The species is one of eight Anochetus which have been described from Dominican amber. Two species were described prior to A. dubius: A. corayi in 1980 and A. brevidentatus in 1991. The remaining five species—A. ambiguus, A. conisquamis, A. exstinctus, A. intermedius, and A. lucidus—were all described by De Andrade in the same 1994 paper as A. dubius. A number of modern species live in the Greater Antilles, with at least three modern species found on Hispaniola.

== Description ==
The Anochetus dubius type specimen is well preserved, though it is missing some body structures such as both hind tarsi and tibiae, and the entire specimen is surrounded by a brownish bacterial growth. The specimen has an estimated body length of 5.25 mm, with a 1.12 mm head and 0.88 mm mandibles. The overall coloration of the body is a brown darkening on the head ad gaster, with the coxae and portions of the trochanters and femora being a reddish tone. The mandibles are just under the width of the head and about one-quarter the length, flare in width from the base to tips, and have between them ten teeth which decrease in size from the tips to the bases.

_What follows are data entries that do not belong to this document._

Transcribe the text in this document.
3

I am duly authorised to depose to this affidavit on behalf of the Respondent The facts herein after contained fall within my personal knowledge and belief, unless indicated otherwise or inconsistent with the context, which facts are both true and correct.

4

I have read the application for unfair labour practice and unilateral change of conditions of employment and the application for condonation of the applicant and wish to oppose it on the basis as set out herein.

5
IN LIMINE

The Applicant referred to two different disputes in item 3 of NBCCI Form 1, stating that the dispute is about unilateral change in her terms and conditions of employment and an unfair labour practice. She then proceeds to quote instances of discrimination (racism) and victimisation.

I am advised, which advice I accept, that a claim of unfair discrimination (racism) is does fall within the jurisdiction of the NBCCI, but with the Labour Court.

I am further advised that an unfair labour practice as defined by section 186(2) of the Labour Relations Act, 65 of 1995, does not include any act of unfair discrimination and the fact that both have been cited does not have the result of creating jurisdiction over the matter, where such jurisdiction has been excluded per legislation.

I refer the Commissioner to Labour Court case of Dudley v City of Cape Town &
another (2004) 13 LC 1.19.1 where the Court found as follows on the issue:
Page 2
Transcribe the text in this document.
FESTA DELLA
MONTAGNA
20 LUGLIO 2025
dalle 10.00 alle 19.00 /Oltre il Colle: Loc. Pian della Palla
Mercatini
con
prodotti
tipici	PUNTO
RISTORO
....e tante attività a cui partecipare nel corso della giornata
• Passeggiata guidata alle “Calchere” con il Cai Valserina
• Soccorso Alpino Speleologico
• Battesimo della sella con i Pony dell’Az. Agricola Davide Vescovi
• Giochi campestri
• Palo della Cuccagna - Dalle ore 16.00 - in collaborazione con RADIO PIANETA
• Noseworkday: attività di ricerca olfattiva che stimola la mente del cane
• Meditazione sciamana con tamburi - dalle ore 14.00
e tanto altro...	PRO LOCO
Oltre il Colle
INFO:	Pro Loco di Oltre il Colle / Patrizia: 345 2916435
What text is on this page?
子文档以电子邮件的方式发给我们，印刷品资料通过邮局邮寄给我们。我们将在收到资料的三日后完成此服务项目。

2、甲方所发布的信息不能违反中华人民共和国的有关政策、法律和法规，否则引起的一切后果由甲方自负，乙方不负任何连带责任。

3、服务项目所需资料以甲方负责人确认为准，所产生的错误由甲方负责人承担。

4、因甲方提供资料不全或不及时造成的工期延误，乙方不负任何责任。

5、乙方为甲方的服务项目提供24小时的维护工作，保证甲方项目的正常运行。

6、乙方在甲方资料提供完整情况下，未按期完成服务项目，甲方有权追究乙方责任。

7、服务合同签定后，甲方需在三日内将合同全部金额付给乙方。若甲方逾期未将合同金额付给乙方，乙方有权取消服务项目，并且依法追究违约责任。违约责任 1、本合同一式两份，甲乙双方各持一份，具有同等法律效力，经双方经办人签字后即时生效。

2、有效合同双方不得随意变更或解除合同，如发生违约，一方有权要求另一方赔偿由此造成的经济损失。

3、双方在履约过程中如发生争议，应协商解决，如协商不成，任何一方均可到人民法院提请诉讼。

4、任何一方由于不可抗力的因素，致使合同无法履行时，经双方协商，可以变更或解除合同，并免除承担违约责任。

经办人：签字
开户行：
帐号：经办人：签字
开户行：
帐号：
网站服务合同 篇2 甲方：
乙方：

The apical three teeth on each mandible blade are elongated and slender for grasping prey, with the apical two teeth longer than the third tooth. Both the mesonotum and pronotum have a slight U-shaped profile, with the undersides of each curved upwards. The propodium sports short spines, 0.04 mm long, on the rear edge, while the petiole has two longer spines, 0.10 mm long, placed near the center of the petiolar node.